Daily digest market movers: Gold’s last leg up sponsored by weak US NFP data

  • The US labor market is cooling down despite printing solid gains in February compared to “downward revised” figures from January. After two months of net revisions, the US jobs market totaled a loss of -167,000 jobs compared with initial prints, which sparked a reaction from interest rate futures traders.
  • According to the CME FedWatch Tool, expectations for a May rate cut remain low at 22%, but the odds are at 69% for June.
  • February US CPI is expected to rise from 0.3% to 0.4% MoM and remain unchanged at 3.1% YoY.
  • Core CPI is estimated to drop from 0.4% to 0.3% MoM and from 3.9% to 3.7% YoY.
  • Federal Reserve officials last week expressed that they remain data-dependent and want to feel secure that inflation is sustainably trending toward the Fed’s 2% goal. Therefore, Tuesday’s inflation report would be relevant, as a jump in prices could trigger a U-turn in XAU/USD prices.
  • XAU/USD is being capped by US Treasury bond yield recovery as the 10-year benchmark note rate gained two basis points at 4.094%.
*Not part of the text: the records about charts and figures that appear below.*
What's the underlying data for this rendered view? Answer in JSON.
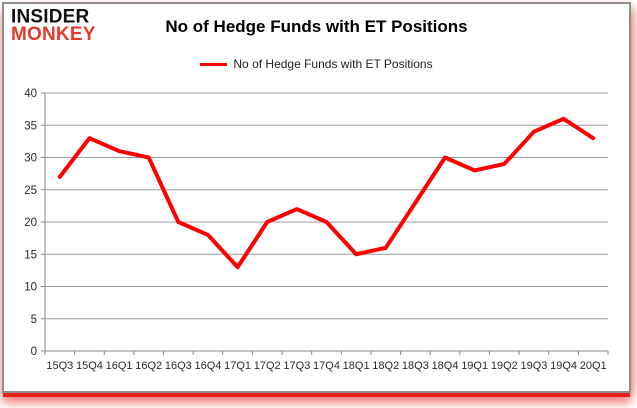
{
  "brand": {
    "line1": "INSIDER",
    "line2": "MONKEY",
    "line1_color": "#111111",
    "line2_color": "#e23b2e"
  },
  "header": {
    "title": "No of Hedge Funds with ET Positions"
  },
  "legend": {
    "label": "No of Hedge Funds with ET Positions",
    "line_color": "#fe0000"
  },
  "chart_data": {
    "type": "line",
    "title": "No of Hedge Funds with ET Positions",
    "categories": [
      "15Q3",
      "15Q4",
      "16Q1",
      "16Q2",
      "16Q3",
      "16Q4",
      "17Q1",
      "17Q2",
      "17Q3",
      "17Q4",
      "18Q1",
      "18Q2",
      "18Q3",
      "18Q4",
      "19Q1",
      "19Q2",
      "19Q3",
      "19Q4",
      "20Q1"
    ],
    "series": [
      {
        "name": "No of Hedge Funds with ET Positions",
        "color": "#fe0000",
        "values": [
          27,
          33,
          31,
          30,
          20,
          18,
          13,
          20,
          22,
          20,
          15,
          16,
          23,
          30,
          28,
          29,
          34,
          36,
          33
        ]
      }
    ],
    "xlabel": "",
    "ylabel": "",
    "ylim": [
      0,
      40
    ],
    "ytick_step": 5,
    "grid": true,
    "legend_position": "top",
    "grid_color": "#9d9d9d",
    "axis_color": "#8a8a8a",
    "tick_label_color": "#2b2b2b"
  }
}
Technical analysis: Gold stays firm near all-time highs near $2,180

Gold’s rally appears overextended after extending toward the $2,180.00 figure. Even though the Relative Strength Index (RSI) is overbought above the 80 level, RSI’s slope aims up, suggesting that buyers remain in charge. If buyers push the XAU/USD price above the ATH at $2,195.15, that could open the door to testing $2,200.00.

On the flip side, if XAU/USD falls below March’s 8 low of $2,154.17, a drop toward the $2,150.00 figure is on the cards. Further support is seen at $2,100.00, ahead of the December 28 high at $2,088.48 and the February 1 high at $2,065.60.

Gold FAQs

Gold has played a key role in human’s history as it has been widely used as a store of value and medium of exchange. Currently, apart from its shine and usage for jewelry, the precious metal is widely seen as a safe-haven asset, meaning that it is considered a good investment during turbulent times. Gold is also widely seen as a hedge against inflation and against depreciating currencies as it doesn’t rely on any specific issuer or government.

Central banks are the biggest Gold holders. In their aim to support their currencies in turbulent times, central banks tend to diversify their reserves and buy Gold to improve the perceived strength of the economy and the currency. High Gold reserves can be a source of trust for a country’s solvency. Central banks added 1,136 tonnes of Gold worth around $70 billion to their reserves in 2022, according to data from the World Gold Council. This is the highest yearly purchase since records began. Central banks from emerging economies such as China, India and Turkey are quickly increasing their Gold reserves.

Gold has an inverse correlation with the US Dollar and US Treasuries, which are both major reserve and safe-haven assets. When the Dollar depreciates, Gold tends to rise, enabling investors and central banks to diversify their assets in turbulent times. Gold is also inversely correlated with risk assets. A rally in the stock market tends to weaken Gold price, while sell-offs in riskier markets tend to favor the precious metal.

The price can move due to a wide range of factors. Geopolitical instability or fears of a deep recession can quickly make Gold price escalate due to its safe-haven status. As a yield-less asset, Gold tends to rise with lower interest rates, while higher cost of money usually weighs down on the yellow metal. Still, most moves depend on how the US Dollar (USD) behaves as the asset is priced in dollars (XAU/USD). A strong Dollar tends to keep the price of Gold controlled, whereas a weaker Dollar is likely to push Gold prices up.